For comments and error message, I think we should avoid using the exact constant
name, and instead call them "removed SPTE", similar to MMIO SPTE.  That will
help reduce thrash and/or stale comments if the name changes.

> +		 * it is unexpected. Log the change, though it should not
> +		 * impact the guest since both the former and current SPTEs
> +		 * are nonpresent.
>  		 */
> -		if (WARN_ON(!is_mmio_spte(old_spte) && !is_mmio_spte(new_spte)))

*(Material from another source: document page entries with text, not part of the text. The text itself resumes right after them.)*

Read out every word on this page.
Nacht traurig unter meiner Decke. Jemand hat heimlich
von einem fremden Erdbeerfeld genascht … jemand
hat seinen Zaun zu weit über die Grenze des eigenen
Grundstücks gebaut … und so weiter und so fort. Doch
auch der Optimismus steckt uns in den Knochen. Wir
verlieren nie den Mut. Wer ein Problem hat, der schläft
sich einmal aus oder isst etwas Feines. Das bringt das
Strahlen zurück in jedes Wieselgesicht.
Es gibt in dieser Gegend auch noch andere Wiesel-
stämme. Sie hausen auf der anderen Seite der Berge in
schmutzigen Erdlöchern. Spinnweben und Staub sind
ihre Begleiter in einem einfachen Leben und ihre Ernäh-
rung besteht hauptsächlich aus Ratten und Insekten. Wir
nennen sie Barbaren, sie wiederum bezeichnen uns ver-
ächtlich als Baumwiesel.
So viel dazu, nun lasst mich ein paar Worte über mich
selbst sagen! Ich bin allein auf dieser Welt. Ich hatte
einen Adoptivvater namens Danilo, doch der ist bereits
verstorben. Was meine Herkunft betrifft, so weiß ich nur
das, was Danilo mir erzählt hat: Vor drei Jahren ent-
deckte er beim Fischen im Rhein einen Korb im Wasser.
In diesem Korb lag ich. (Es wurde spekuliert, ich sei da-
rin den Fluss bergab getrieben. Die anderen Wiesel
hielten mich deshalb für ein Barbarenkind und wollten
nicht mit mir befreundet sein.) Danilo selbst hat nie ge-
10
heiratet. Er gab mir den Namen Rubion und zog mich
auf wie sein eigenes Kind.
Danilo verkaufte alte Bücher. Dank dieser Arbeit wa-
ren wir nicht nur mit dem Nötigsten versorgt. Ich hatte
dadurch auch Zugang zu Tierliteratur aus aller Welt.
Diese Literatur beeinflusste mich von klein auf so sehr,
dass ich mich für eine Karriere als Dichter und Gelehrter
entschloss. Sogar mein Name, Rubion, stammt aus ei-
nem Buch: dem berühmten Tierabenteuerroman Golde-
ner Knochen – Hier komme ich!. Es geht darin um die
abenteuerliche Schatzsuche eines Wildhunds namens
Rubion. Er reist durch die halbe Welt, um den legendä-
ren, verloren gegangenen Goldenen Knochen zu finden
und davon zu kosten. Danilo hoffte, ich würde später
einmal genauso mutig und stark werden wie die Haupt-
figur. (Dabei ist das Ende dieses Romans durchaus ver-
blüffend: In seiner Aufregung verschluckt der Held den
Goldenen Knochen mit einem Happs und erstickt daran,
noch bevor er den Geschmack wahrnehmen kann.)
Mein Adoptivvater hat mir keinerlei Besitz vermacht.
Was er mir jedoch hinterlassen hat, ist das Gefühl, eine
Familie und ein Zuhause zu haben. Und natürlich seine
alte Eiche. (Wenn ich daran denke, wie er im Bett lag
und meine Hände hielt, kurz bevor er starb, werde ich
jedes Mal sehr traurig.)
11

> +		if (WARN_ON(!is_mmio_spte(old_spte) &&
> +			    !is_mmio_spte(new_spte) &&
> +			    new_spte != FROZEN_SPTE))
>  			pr_err("Unexpected SPTE change! Nonpresent SPTEs\n"
>  			       "should not be replaced with another,\n"
>  			       "different nonpresent SPTE, unless one or both\n"
> -			       "are MMIO SPTEs.\n"
> +			       "are MMIO SPTEs, or the new SPTE is\n"
> +			       "FROZEN_SPTE.\n"
>  			       "as_id: %d gfn: %llx old_spte: %llx new_spte: %llx level: %d",
>  			       as_id, gfn, old_spte, new_spte, level);
>  		return;